123 Views Asked by At

So the directional derivative is defined as,

$$f_d(x) = \lim_{ s \to 0^+} \frac{f(x+sd) - f(x)}{s}$$

If $f(x) = ax$, then $f_d(x) = a\cdot d, d \in \mathbb{R}$

But why does this make sense? What is the interpretation of $f_d(x)$?

My rate of change/slope is a constant $a$ no matter where I am on the $x$-axis.

So why is it that increasing $d$ will increase my directional derivative, when the slope is constant throughout?

1

There are 1 best solutions below

1
On

To understand directional derivatives, let us compare it with Fréchet derivative, commonly used in real analysis and calculus.

Let $f$ be real-valued function defined on an inner-product linear space $V$, then the Fréchet derivative at $x\in V$ is defined as a vector $ \nabla f(x) \in V$ such that the directional derivative for all $d\in V$, can be written as:

$$f_d(x) = \lim_{ s \to 0^+} \frac{f(x+sd) - f(x)}{s}= \langle \nabla f(x),d \rangle \forall d \in V$$

From this, for the case $V=\mathbb R$, you can see that

  1. Even for a univariate function, the directional derivative may exist in all directions at a point (it is Gateaux differentiable), but the Fréchet derivative may not, for example, consider $f(x)=|x|$ at $x=0$ (it is not Fréchet differentiable, commonly called differentiable in real analysis). In fact, for (Fréchet) differentiable functions, at any $x\in \mathbb R$ we have: $$f_d(x)=f'(x)\times d$$

whit $d=y-x$ for any $y \in \mathbb R$. In particular, for a linear function $f(x)=ax$, $f_d(x)=a\times d$.

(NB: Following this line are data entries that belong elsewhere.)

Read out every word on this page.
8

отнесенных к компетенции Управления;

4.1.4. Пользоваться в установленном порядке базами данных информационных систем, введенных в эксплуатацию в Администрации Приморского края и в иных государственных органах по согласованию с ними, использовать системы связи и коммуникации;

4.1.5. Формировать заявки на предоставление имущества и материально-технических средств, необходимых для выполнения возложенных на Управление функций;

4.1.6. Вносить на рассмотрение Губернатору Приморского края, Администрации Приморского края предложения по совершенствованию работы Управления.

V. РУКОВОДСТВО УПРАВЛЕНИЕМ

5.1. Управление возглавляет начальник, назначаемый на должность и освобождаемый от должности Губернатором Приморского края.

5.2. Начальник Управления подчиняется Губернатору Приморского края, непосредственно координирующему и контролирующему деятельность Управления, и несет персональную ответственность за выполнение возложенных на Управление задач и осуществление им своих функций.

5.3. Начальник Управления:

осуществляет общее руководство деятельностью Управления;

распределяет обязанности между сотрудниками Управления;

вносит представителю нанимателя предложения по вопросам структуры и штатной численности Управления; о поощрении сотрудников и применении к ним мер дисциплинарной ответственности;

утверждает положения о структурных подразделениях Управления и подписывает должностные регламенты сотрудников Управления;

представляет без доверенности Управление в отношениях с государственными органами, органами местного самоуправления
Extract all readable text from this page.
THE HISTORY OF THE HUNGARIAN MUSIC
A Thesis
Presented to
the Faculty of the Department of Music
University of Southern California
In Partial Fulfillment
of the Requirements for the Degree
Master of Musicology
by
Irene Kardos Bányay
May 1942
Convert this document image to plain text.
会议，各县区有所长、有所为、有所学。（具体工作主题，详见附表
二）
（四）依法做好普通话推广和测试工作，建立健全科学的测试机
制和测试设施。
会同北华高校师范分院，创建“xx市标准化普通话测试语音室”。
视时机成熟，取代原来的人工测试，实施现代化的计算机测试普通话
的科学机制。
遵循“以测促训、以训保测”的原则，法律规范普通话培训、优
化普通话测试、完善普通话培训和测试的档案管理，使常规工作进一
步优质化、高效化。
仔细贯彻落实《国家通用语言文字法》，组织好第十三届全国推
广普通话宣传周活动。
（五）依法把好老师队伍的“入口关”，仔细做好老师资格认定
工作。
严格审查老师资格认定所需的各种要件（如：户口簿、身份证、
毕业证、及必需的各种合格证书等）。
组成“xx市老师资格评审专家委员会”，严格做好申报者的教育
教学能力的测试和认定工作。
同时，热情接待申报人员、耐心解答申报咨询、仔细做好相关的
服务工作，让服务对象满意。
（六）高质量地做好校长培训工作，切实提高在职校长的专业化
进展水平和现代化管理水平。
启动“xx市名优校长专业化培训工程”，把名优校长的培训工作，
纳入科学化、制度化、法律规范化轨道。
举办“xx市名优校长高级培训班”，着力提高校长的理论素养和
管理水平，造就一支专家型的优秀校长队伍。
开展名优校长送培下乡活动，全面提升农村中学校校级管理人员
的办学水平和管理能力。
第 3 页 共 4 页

  1. The directional derivative is an asymptotic amount of change of $f$ by moving along the given direction $d$, while the Fréchet derivative (if exists) is an asymptotic rate of change for one unit of increment at $x \in \mathbb R$; i.e., $d=(x+1)-x=1$.

For $V=\mathbb {R}^n$, $\nabla f(x)$ is broadly called the gradient vector at $x$, given by

$$\nabla f(x)=\left(\frac{\partial f(x)}{\partial x_1}, \dots, \frac{\partial f(x)}{\partial x_n} \right)^T$$

The same interpretation for $V=\mathbb {R}^n$ cannot be presented for all $d$ with $\|d\|=1$ as the norm induced by the common inner product $ \langle x,y \rangle =x^{T}y$ is Euclidean. However, for $d=(x+e_i)-x$ again we have:

$$f_{d=e_i}(x)=\frac{\partial f(x)}{\partial x_i}\times 1$$

where $e_i$ is a vector whose $i$th element is 1, and other elements are 0.

Hope this is helpful!